Когда Иван Дмитриевич подъехал к дому, было уже совсем темно. Высыпали звезды, но на западе, над морем, громоздились облака, и начинавшийся ветер дул оттуда. На улице воздух еще сохранял память о дневном солнце, а в подъезде сразу опахнуло тюремным каменным холодом. От сквозняка вздрогнуло пламя в керосиновой лампе. Она висела на стене в проволочной, с круглым верхом, клетке, похожей на птичью, огонек затрепетал в ней вспугнутым птенчиком, бескрылым и безголосым. Иван Дмитриевич позвонил в куколевскую квартиру и спросил у открывшего дверь Евлампия, дома ли барыня.
— Кто там еще? — раздался недовольный голос Шарлотты Генриховны.

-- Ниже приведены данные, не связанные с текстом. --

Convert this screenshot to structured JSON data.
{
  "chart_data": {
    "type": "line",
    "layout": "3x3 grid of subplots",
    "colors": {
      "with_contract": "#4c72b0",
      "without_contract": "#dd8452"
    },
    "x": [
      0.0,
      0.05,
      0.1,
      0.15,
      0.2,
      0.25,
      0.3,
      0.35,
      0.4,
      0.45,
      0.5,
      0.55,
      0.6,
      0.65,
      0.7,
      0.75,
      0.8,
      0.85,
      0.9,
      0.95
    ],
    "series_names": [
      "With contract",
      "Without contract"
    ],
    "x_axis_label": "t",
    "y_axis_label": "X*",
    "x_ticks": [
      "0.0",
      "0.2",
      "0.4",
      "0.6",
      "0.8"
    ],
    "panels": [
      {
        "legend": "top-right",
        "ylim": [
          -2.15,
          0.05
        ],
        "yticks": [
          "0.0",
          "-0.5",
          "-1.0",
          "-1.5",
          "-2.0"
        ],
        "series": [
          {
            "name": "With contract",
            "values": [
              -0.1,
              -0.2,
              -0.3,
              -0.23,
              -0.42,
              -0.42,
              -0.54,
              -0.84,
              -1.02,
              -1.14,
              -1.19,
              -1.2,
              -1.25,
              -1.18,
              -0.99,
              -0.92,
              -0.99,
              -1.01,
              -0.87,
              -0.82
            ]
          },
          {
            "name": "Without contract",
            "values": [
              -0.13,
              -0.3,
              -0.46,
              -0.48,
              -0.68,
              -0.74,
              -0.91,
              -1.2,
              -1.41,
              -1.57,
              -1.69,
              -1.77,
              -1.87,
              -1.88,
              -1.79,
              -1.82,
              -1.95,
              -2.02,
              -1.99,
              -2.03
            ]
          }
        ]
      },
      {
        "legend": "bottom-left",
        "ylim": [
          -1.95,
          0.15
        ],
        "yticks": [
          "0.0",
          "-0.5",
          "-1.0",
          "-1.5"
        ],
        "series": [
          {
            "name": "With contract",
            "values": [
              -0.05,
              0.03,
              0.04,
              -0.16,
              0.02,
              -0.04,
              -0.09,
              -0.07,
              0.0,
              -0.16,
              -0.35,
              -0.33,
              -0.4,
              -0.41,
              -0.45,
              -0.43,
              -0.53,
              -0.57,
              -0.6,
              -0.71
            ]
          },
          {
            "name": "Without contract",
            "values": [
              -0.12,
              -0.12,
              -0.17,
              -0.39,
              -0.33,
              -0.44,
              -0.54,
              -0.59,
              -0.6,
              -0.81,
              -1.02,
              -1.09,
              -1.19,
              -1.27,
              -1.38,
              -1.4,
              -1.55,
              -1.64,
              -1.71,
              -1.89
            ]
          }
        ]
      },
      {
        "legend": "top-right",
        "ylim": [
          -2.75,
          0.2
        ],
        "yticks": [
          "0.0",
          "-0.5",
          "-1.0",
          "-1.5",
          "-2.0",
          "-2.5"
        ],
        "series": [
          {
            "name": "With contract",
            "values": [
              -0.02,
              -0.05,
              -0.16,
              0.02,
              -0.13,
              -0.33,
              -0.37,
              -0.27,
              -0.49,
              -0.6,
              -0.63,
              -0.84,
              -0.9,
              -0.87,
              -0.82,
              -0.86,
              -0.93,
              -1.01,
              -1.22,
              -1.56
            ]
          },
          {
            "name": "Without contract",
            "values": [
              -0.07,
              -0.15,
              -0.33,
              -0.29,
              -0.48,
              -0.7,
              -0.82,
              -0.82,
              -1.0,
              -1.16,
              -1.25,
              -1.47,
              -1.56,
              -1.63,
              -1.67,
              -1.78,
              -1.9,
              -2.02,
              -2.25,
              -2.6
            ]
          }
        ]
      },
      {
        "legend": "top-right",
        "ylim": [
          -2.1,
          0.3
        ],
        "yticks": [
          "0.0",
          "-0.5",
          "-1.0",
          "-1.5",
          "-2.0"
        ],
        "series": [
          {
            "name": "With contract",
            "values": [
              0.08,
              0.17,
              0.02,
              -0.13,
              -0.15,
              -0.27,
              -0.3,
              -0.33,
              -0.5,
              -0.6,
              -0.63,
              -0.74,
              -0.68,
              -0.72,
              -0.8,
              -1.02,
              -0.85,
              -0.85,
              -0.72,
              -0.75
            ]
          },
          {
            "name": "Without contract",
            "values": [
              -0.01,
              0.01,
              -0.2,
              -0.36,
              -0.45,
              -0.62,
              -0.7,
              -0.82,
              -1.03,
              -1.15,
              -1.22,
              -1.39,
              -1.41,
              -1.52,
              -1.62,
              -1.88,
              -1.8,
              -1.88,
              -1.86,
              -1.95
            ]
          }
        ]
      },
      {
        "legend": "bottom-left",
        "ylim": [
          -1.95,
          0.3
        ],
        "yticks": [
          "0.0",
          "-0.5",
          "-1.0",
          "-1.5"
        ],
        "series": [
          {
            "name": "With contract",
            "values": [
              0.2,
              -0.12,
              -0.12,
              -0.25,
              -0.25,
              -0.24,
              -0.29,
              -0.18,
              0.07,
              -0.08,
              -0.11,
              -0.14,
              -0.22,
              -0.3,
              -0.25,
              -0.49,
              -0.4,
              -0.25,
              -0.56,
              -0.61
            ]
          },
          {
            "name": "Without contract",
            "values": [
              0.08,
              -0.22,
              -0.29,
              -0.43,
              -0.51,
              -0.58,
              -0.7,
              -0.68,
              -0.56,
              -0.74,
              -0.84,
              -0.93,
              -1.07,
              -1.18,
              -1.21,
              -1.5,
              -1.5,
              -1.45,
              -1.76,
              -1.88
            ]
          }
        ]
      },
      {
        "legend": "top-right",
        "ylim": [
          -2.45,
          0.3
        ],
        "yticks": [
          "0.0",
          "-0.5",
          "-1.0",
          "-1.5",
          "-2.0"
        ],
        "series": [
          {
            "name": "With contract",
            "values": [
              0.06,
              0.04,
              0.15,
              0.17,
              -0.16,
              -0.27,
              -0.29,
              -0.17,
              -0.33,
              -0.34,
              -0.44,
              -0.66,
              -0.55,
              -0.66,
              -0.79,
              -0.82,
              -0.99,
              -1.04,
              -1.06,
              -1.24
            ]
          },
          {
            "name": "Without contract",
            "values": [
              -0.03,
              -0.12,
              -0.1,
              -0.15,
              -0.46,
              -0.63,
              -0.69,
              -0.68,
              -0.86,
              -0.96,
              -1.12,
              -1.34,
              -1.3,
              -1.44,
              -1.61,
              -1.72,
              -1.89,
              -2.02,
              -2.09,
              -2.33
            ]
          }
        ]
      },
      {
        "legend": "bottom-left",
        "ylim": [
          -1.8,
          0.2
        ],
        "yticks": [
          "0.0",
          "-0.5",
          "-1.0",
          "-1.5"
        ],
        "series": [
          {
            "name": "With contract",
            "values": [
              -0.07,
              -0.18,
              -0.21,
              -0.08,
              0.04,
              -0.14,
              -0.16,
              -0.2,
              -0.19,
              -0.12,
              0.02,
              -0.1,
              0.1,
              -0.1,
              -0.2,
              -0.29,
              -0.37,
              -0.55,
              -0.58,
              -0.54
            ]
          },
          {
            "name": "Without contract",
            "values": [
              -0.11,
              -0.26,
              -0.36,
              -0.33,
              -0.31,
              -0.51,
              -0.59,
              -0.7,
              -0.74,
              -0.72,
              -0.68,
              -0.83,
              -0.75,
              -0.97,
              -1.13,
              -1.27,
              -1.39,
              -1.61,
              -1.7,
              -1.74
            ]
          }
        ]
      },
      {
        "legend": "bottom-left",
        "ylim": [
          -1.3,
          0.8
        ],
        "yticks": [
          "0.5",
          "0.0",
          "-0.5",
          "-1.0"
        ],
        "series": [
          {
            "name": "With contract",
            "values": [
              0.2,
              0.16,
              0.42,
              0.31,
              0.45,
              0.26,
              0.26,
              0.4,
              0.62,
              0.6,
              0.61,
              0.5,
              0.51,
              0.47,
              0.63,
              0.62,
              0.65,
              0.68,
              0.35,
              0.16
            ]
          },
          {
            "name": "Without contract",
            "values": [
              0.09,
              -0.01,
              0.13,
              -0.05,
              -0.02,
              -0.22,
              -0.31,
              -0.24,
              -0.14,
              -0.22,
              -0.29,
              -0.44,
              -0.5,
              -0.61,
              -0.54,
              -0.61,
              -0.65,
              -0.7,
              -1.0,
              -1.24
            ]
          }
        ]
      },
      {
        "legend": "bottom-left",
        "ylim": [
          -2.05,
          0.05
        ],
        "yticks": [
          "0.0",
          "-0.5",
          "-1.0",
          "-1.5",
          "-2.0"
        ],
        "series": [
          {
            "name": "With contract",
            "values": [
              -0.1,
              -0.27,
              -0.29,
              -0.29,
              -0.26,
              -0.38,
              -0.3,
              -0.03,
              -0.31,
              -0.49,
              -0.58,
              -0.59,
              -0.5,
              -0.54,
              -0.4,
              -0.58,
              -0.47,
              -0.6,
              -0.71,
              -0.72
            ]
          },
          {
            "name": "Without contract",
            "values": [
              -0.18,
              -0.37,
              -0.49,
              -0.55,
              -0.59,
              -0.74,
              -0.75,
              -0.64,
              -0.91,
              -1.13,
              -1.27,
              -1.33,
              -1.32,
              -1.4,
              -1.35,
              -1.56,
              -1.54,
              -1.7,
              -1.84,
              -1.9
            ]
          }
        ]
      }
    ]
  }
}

Она появилась откуда-то сбоку. Теперь вместо траурного платья на ней был простой домашний капот.
— Простите, что беспокою вас так поздно, — сказал Иван Дмитриевич. — Я только хотел спросить, когда состоятся похороны.
— Послезавтра, в десять часов.
— В десять? Как жаль!
— А что такое?
— Как раз в это время я должен быть с докладом у начальника отделения. У него все расписано по минутам, отказаться невозможно.
— Жаль, — равнодушно отозвалась Шарлотта Генриховна.
— И завтра я буду целый день занят… Нельзя ли мне сейчас проститься с покойным?
— Нет, — ответила она коротко и решительно.
— Но он здесь, в квартире?
— Где же, по-вашему, он должен быть?
— Виноват-с, тогда почему нельзя?
— Потому что я не понимаю, зачем вам это нужно.
— Какие для этого могут быть особые причины? Мы с Яковом Семеновичем были добрые соседи. Чисто по-человечески…
— Нет, — перебила Шарлотта Генриховна. — Я допускаю к гробу тех, кто действительно любил моего мужа. Вы никогда не питали к нему больших симпатий, так что давайте не будем лицемерить. В моем положении я острее чувствую всякую фальшь, она для меня мучительна.
В квартире по-прежнему стояла гробовая тишина. Как в той комнате, где Евлампий примерял волчью доху, зеркало в прихожей затягивал черный креп, но глаза вдовы были тем зеркалом, которое завесить нельзя.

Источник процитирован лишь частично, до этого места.